Autour de nous la cause des plus grandes souffrances se trouve bien dans la solitude, dans l’isolement organisé par les sociétés modernes comme par certains dérapages des anciennes cultures. L’un des chemins que nous pouvons emprunter pour nous diriger vers la fraternité est celui de prendre notre place dans des alliances qui aboutissent à rompre la solitude dans laquelle des hommes des femmes, des groupes humains entiers se noient.
J’en ai fait l’expérience à travers les campagnes d’appels urgents que menaient l’ACAT et Amnesty International à propos de prisonniers menacés ou torturés. Souvent nous ne parvenions pas à libérer la personne. Mais toujours, et nous l’avons su soit par la personne soit par ses proches lorsque la dite personne était décédée, toujours notre action a eu un résultat : « Lorsque j’ai appris que vous faisiez quelque chose en ma faveur, ce jour-là j’étais sauvé. Je n’étais plus seul. »
Il faut entendre les témoignages de ces prisonniers torturés que j’ai rencontrés à travers le monde. De même les témoignages des hommes et des femmes qui dans les pays du Sud les plus misérables, ou qui souffrent d’une oppression terrible, nous révèlent la force de fraternité lorsque celle-ci s’incarne dans le fait de briser la solitude. Nombre de partenaires qui vivent dans les pays les plus pauvres nous disent clairement que nous n’avons pas résolu le problème de la pauvreté ni de l’injustice. Par contre ils ajoutent tout de suite que le partenariat a brisé la solitude dans laquelle ils se trouvaient, parfois d’une manière volontaire de la part des puissances qui les écrasent, en leur permettant de savoir qu’ils n’étaient plus seuls. C’est ensemble qu’ils vont monter, réaliser, financer et évaluer un projet. C’est ensemble que les démarches de plaidoyer auprès des autorités décisionnelles se feront.
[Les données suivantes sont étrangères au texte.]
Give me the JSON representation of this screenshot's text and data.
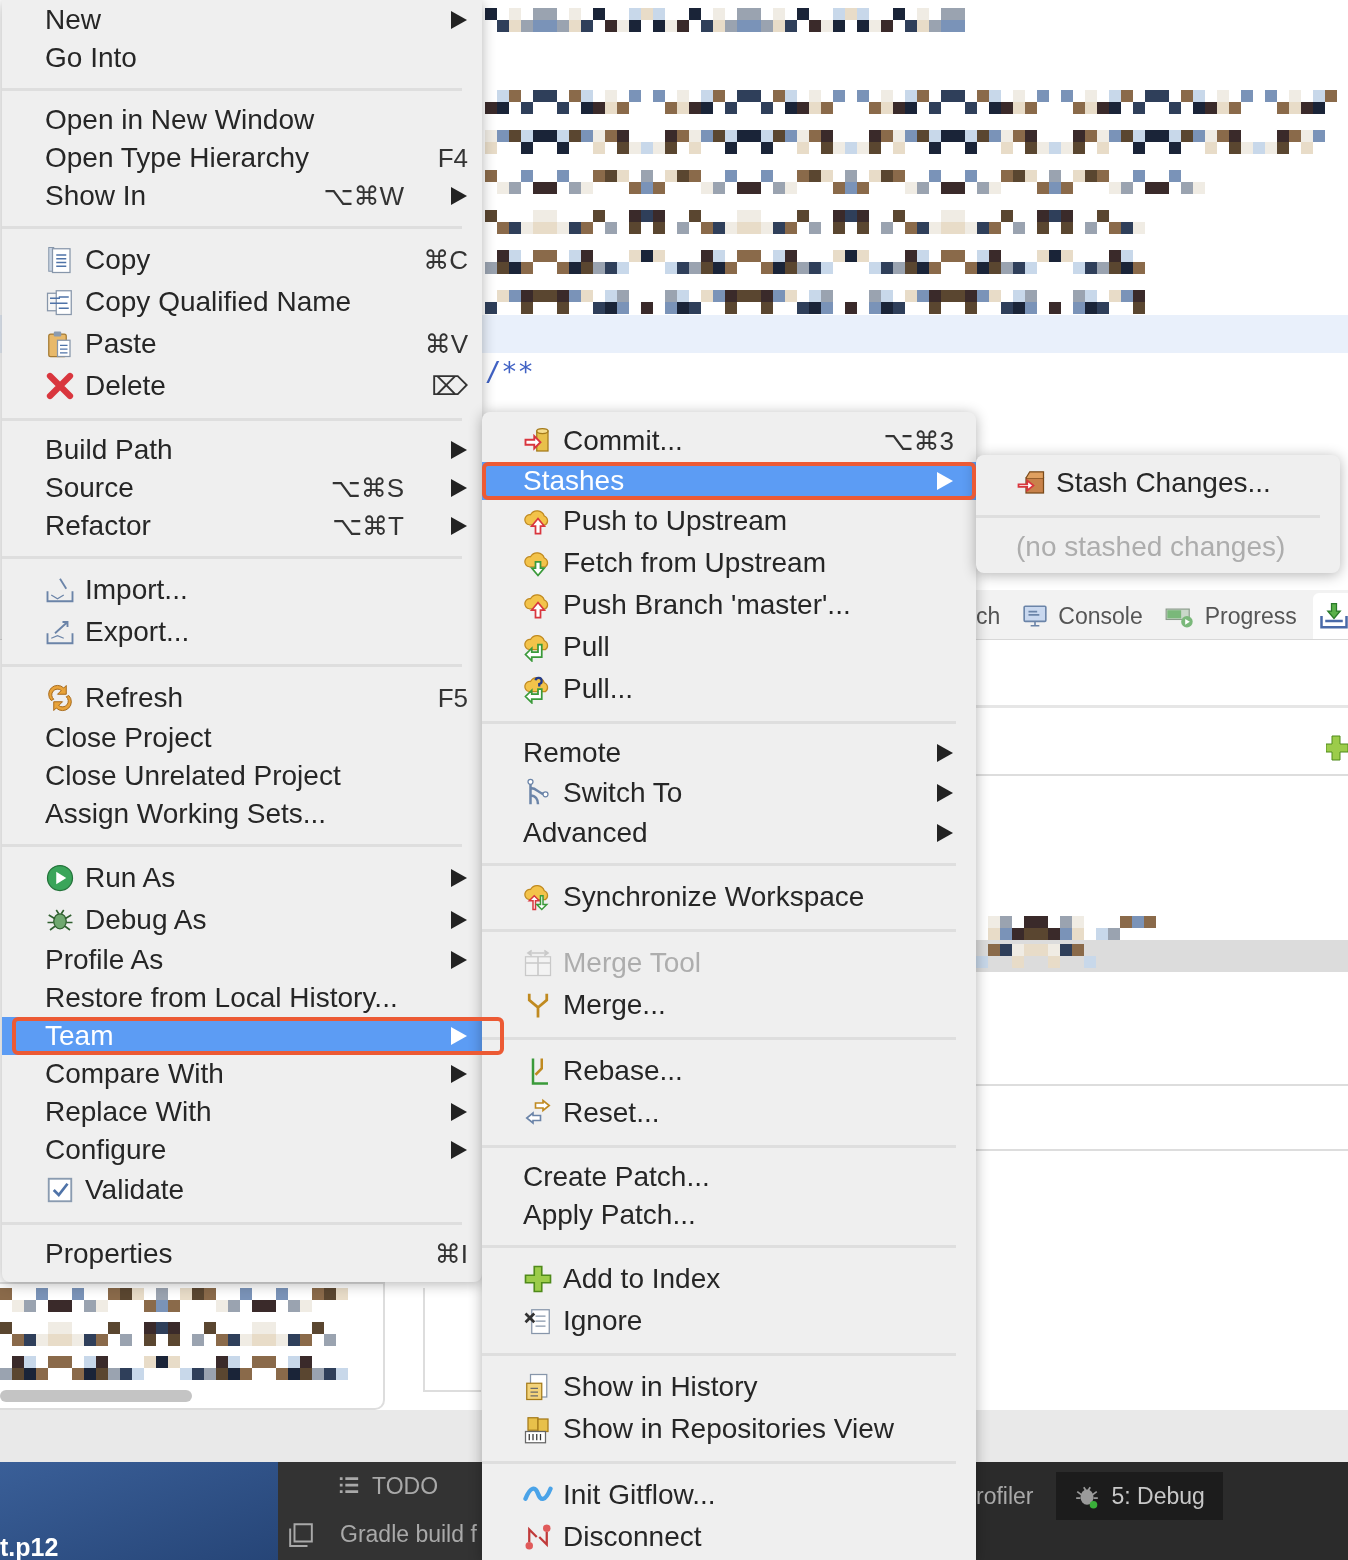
{
  "editor": {
    "comment_line": "/**"
  },
  "view_tabs": [
    {
      "label": "ch",
      "selected": false
    },
    {
      "label": "Console",
      "selected": false
    },
    {
      "label": "Progress",
      "selected": false
    },
    {
      "selected": true
    }
  ],
  "tool_windows": [
    {
      "label": "TODO",
      "selected": false
    },
    {
      "label": "Gradle build f",
      "selected": false
    },
    {
      "label": "rofiler",
      "selected": false
    },
    {
      "label": "5: Debug",
      "selected": true
    }
  ],
  "desktop": {
    "file_label": "t.p12"
  },
  "context_menu": {
    "items": [
      {
        "kind": "item",
        "label": "New",
        "submenu": true,
        "selected": false,
        "disabled": false
      },
      {
        "kind": "item",
        "label": "Go Into",
        "submenu": false,
        "selected": false,
        "disabled": false
      },
      {
        "kind": "separator"
      },
      {
        "kind": "item",
        "label": "Open in New Window",
        "submenu": false,
        "selected": false,
        "disabled": false
      },
      {
        "kind": "item",
        "label": "Open Type Hierarchy",
        "shortcut": "F4",
        "submenu": false,
        "selected": false,
        "disabled": false
      },
      {
        "kind": "item",
        "label": "Show In",
        "shortcut": "⌥⌘W",
        "submenu": true,
        "selected": false,
        "disabled": false
      },
      {
        "kind": "separator"
      },
      {
        "kind": "item",
        "label": "Copy",
        "shortcut": "⌘C",
        "submenu": false,
        "selected": false,
        "disabled": false
      },
      {
        "kind": "item",
        "label": "Copy Qualified Name",
        "submenu": false,
        "selected": false,
        "disabled": false
      },
      {
        "kind": "item",
        "label": "Paste",
        "shortcut": "⌘V",
        "submenu": false,
        "selected": false,
        "disabled": false
      },
      {
        "kind": "item",
        "label": "Delete",
        "shortcut": "⌦",
        "submenu": false,
        "selected": false,
        "disabled": false
      },
      {
        "kind": "separator"
      },
      {
        "kind": "item",
        "label": "Build Path",
        "submenu": true,
        "selected": false,
        "disabled": false
      },
      {
        "kind": "item",
        "label": "Source",
        "shortcut": "⌥⌘S",
        "submenu": true,
        "selected": false,
        "disabled": false
      },
      {
        "kind": "item",
        "label": "Refactor",
        "shortcut": "⌥⌘T",
        "submenu": true,
        "selected": false,
        "disabled": false
      },
      {
        "kind": "separator"
      },
      {
        "kind": "item",
        "label": "Import...",
        "submenu": false,
        "selected": false,
        "disabled": false
      },
      {
        "kind": "item",
        "label": "Export...",
        "submenu": false,
        "selected": false,
        "disabled": false
      },
      {
        "kind": "separator"
      },
      {
        "kind": "item",
        "label": "Refresh",
        "shortcut": "F5",
        "submenu": false,
        "selected": false,
        "disabled": false
      },
      {
        "kind": "item",
        "label": "Close Project",
        "submenu": false,
        "selected": false,
        "disabled": false
      },
      {
        "kind": "item",
        "label": "Close Unrelated Project",
        "submenu": false,
        "selected": false,
        "disabled": false
      },
      {
        "kind": "item",
        "label": "Assign Working Sets...",
        "submenu": false,
        "selected": false,
        "disabled": false
      },
      {
        "kind": "separator"
      },
      {
        "kind": "item",
        "label": "Run As",
        "submenu": true,
        "selected": false,
        "disabled": false
      },
      {
        "kind": "item",
        "label": "Debug As",
        "submenu": true,
        "selected": false,
        "disabled": false
      },
      {
        "kind": "item",
        "label": "Profile As",
        "submenu": true,
        "selected": false,
        "disabled": false
      },
      {
        "kind": "item",
        "label": "Restore from Local History...",
        "submenu": false,
        "selected": false,
        "disabled": false
      },
      {
        "kind": "item",
        "label": "Team",
        "submenu": true,
        "selected": true,
        "disabled": false
      },
      {
        "kind": "item",
        "label": "Compare With",
        "submenu": true,
        "selected": false,
        "disabled": false
      },
      {
        "kind": "item",
        "label": "Replace With",
        "submenu": true,
        "selected": false,
        "disabled": false
      },
      {
        "kind": "item",
        "label": "Configure",
        "submenu": true,
        "selected": false,
        "disabled": false
      },
      {
        "kind": "item",
        "label": "Validate",
        "submenu": false,
        "selected": false,
        "disabled": false
      },
      {
        "kind": "separator"
      },
      {
        "kind": "item",
        "label": "Properties",
        "shortcut": "⌘I",
        "submenu": false,
        "selected": false,
        "disabled": false
      }
    ]
  },
  "team_menu": {
    "items": [
      {
        "kind": "item",
        "label": "Commit...",
        "shortcut": "⌥⌘3",
        "submenu": false,
        "selected": false,
        "disabled": false
      },
      {
        "kind": "item",
        "label": "Stashes",
        "submenu": true,
        "selected": true,
        "disabled": false
      },
      {
        "kind": "item",
        "label": "Push to Upstream",
        "submenu": false,
        "selected": false,
        "disabled": false
      },
      {
        "kind": "item",
        "label": "Fetch from Upstream",
        "submenu": false,
        "selected": false,
        "disabled": false
      },
      {
        "kind": "item",
        "label": "Push Branch 'master'...",
        "submenu": false,
        "selected": false,
        "disabled": false
      },
      {
        "kind": "item",
        "label": "Pull",
        "submenu": false,
        "selected": false,
        "disabled": false
      },
      {
        "kind": "item",
        "label": "Pull...",
        "submenu": false,
        "selected": false,
        "disabled": false
      },
      {
        "kind": "separator"
      },
      {
        "kind": "item",
        "label": "Remote",
        "submenu": true,
        "selected": false,
        "disabled": false
      },
      {
        "kind": "item",
        "label": "Switch To",
        "submenu": true,
        "selected": false,
        "disabled": false
      },
      {
        "kind": "item",
        "label": "Advanced",
        "submenu": true,
        "selected": false,
        "disabled": false
      },
      {
        "kind": "separator"
      },
      {
        "kind": "item",
        "label": "Synchronize Workspace",
        "submenu": false,
        "selected": false,
        "disabled": false
      },
      {
        "kind": "separator"
      },
      {
        "kind": "item",
        "label": "Merge Tool",
        "submenu": false,
        "selected": false,
        "disabled": true
      },
      {
        "kind": "item",
        "label": "Merge...",
        "submenu": false,
        "selected": false,
        "disabled": false
      },
      {
        "kind": "separator"
      },
      {
        "kind": "item",
        "label": "Rebase...",
        "submenu": false,
        "selected": false,
        "disabled": false
      },
      {
        "kind": "item",
        "label": "Reset...",
        "submenu": false,
        "selected": false,
        "disabled": false
      },
      {
        "kind": "separator"
      },
      {
        "kind": "item",
        "label": "Create Patch...",
        "submenu": false,
        "selected": false,
        "disabled": false
      },
      {
        "kind": "item",
        "label": "Apply Patch...",
        "submenu": false,
        "selected": false,
        "disabled": false
      },
      {
        "kind": "separator"
      },
      {
        "kind": "item",
        "label": "Add to Index",
        "submenu": false,
        "selected": false,
        "disabled": false
      },
      {
        "kind": "item",
        "label": "Ignore",
        "submenu": false,
        "selected": false,
        "disabled": false
      },
      {
        "kind": "separator"
      },
      {
        "kind": "item",
        "label": "Show in History",
        "submenu": false,
        "selected": false,
        "disabled": false
      },
      {
        "kind": "item",
        "label": "Show in Repositories View",
        "submenu": false,
        "selected": false,
        "disabled": false
      },
      {
        "kind": "separator"
      },
      {
        "kind": "item",
        "label": "Init Gitflow...",
        "submenu": false,
        "selected": false,
        "disabled": false
      },
      {
        "kind": "item",
        "label": "Disconnect",
        "submenu": false,
        "selected": false,
        "disabled": false
      }
    ]
  },
  "stashes_menu": {
    "items": [
      {
        "kind": "item",
        "label": "Stash Changes...",
        "submenu": false,
        "selected": false,
        "disabled": false
      },
      {
        "kind": "separator"
      },
      {
        "kind": "item",
        "label": "(no stashed changes)",
        "submenu": false,
        "selected": false,
        "disabled": true
      }
    ]
  }
}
Oui si nous parlons fraternité dans nos églises, nos instituts séculiers, nos familles ou nos groupes, nous devons accepter d’emprunter le chemin qui conduit à briser la solitude dans laquelle tant de victimes trouvent la mort. Nous avons trop souvent tendance à considérer ces actions d’aide auprès des plus pauvres, comme une bonne action à mener pour des raisons religieuses ou humanistes. Il s’agit de beaucoup plus que cela. Il s’agit d’incarner la réalité que proclame la fraternité. A chacune et chacun de nous, à chacun de nos instituts et de nos groupements, de voir comment il peut faire alliance avec des associations, des ONG, des réseaux, qui ont décidé de refuser que la solitude ne tue davantage.
Promouvoir la dignité de chaque personne et de toutes les personnes.
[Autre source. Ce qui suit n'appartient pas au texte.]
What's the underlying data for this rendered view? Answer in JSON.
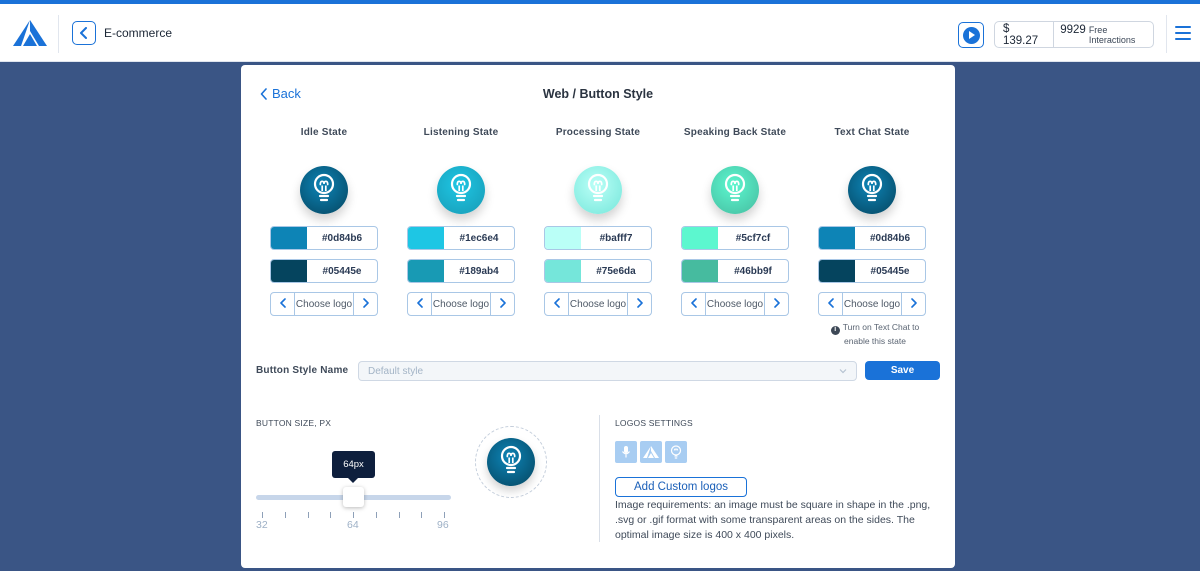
{
  "header": {
    "project_title": "E-commerce",
    "balance": "$ 139.27",
    "interactions_count": "9929",
    "interactions_label": "Free Interactions"
  },
  "panel": {
    "back_label": "Back",
    "title": "Web / Button Style"
  },
  "states": [
    {
      "title": "Idle State",
      "circle_color": "#0d84b6",
      "circle_color2": "#05445e",
      "colors": [
        {
          "hex": "#0d84b6"
        },
        {
          "hex": "#05445e"
        }
      ],
      "chooser_label": "Choose logo"
    },
    {
      "title": "Listening State",
      "circle_color": "#1ec6e4",
      "circle_color2": "#189ab4",
      "colors": [
        {
          "hex": "#1ec6e4"
        },
        {
          "hex": "#189ab4"
        }
      ],
      "chooser_label": "Choose logo"
    },
    {
      "title": "Processing State",
      "circle_color": "#bafff7",
      "circle_color2": "#75e6da",
      "colors": [
        {
          "hex": "#bafff7"
        },
        {
          "hex": "#75e6da"
        }
      ],
      "chooser_label": "Choose logo"
    },
    {
      "title": "Speaking Back State",
      "circle_color": "#5cf7cf",
      "circle_color2": "#46bb9f",
      "colors": [
        {
          "hex": "#5cf7cf"
        },
        {
          "hex": "#46bb9f"
        }
      ],
      "chooser_label": "Choose logo"
    },
    {
      "title": "Text Chat State",
      "circle_color": "#0d84b6",
      "circle_color2": "#05445e",
      "colors": [
        {
          "hex": "#0d84b6"
        },
        {
          "hex": "#05445e"
        }
      ],
      "chooser_label": "Choose logo"
    }
  ],
  "text_chat_note": "Turn on Text Chat to enable this state",
  "button_style": {
    "label": "Button Style Name",
    "placeholder": "Default style",
    "save_label": "Save"
  },
  "button_size": {
    "label": "BUTTON SIZE, PX",
    "value_label": "64px",
    "value": 64,
    "min": 32,
    "max": 96,
    "tick_labels": [
      "32",
      "64",
      "96"
    ]
  },
  "logos_settings": {
    "label": "LOGOS SETTINGS",
    "options": [
      "microphone-icon",
      "brand-logo-icon",
      "lightbulb-icon"
    ],
    "add_label": "Add Custom logos",
    "requirements": "Image requirements: an image must be square in shape in the .png, .svg or .gif format with some transparent areas on the sides. The optimal image size is 400 x 400 pixels."
  },
  "colors": {
    "accent": "#1a72d8",
    "background": "#3a5585",
    "tooltip": "#0e1f3d"
  }
}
Il s’agit de la dynamique des droits de l’homme sur laquelle je ne vais pas m’étendre trop. Si le 10 décembre 1948 la Déclaration Universelle proclamée par l’Organisation des Nations Unies commence par cette phrase : « Les peuples du monde entier ont proclamé leur foi en la dignité et la valeur de la personne », il s’agit bien là d’un message fondamental de fraternité. Pour reconstruire une société, pour faire face à un défi, l’acte de foi en la dignité de l’autre, de tous les autres, est une condition indispensable.
A partir de cet acte de foi nous énoncerons des droits et des devoirs reconnus à chaque personne. A partir de cette reconnaissance des droits et des devoirs nous serons vigilants à ce que les moyens politiques, économiques,sociaux et culturels soient donnés à tous et à toutes pour qu’ils puissent accéder à leurs droits. Ainsi en est-il du droit au logement, à la santé, à l’alimentation, au respect de ses croyances… il est trop facile de se contenter de proclamer la dignité. Il serait mensonger de ne pas faire suivre ce discours par des actions socio politique (j’y reviendrai plus loin) pour permettre à chacun d’avoir accès aux droits ainsi énoncés. Je sais que lorsque je parle de dignité tout le monde est d’accord. Lorsque je parle de droits on m’accuse de faire de la politique. Lorsque je parle de devoirs on m’accuse de faire de la morale. Il nous faut être logique avec la notion de la dignité.
La dynamique des droits de l’homme a créé un système de droit de regard sur les actions conduites par chacune des sociétés. Il ne s’agit pas s’immiscer dans la vie d’un autre groupe humain. Il s’agit de mettre en œuvre les accords juridiques passés à propos des droits de l’homme, pour s’assurer que chacun a une activité conforme à la parole donnée. Alors le rôle de la société civile, des associations, des instances nationales ou internationales de contrôle, voire de jugement, sont indispensables pour que la dignité devienne une réalité.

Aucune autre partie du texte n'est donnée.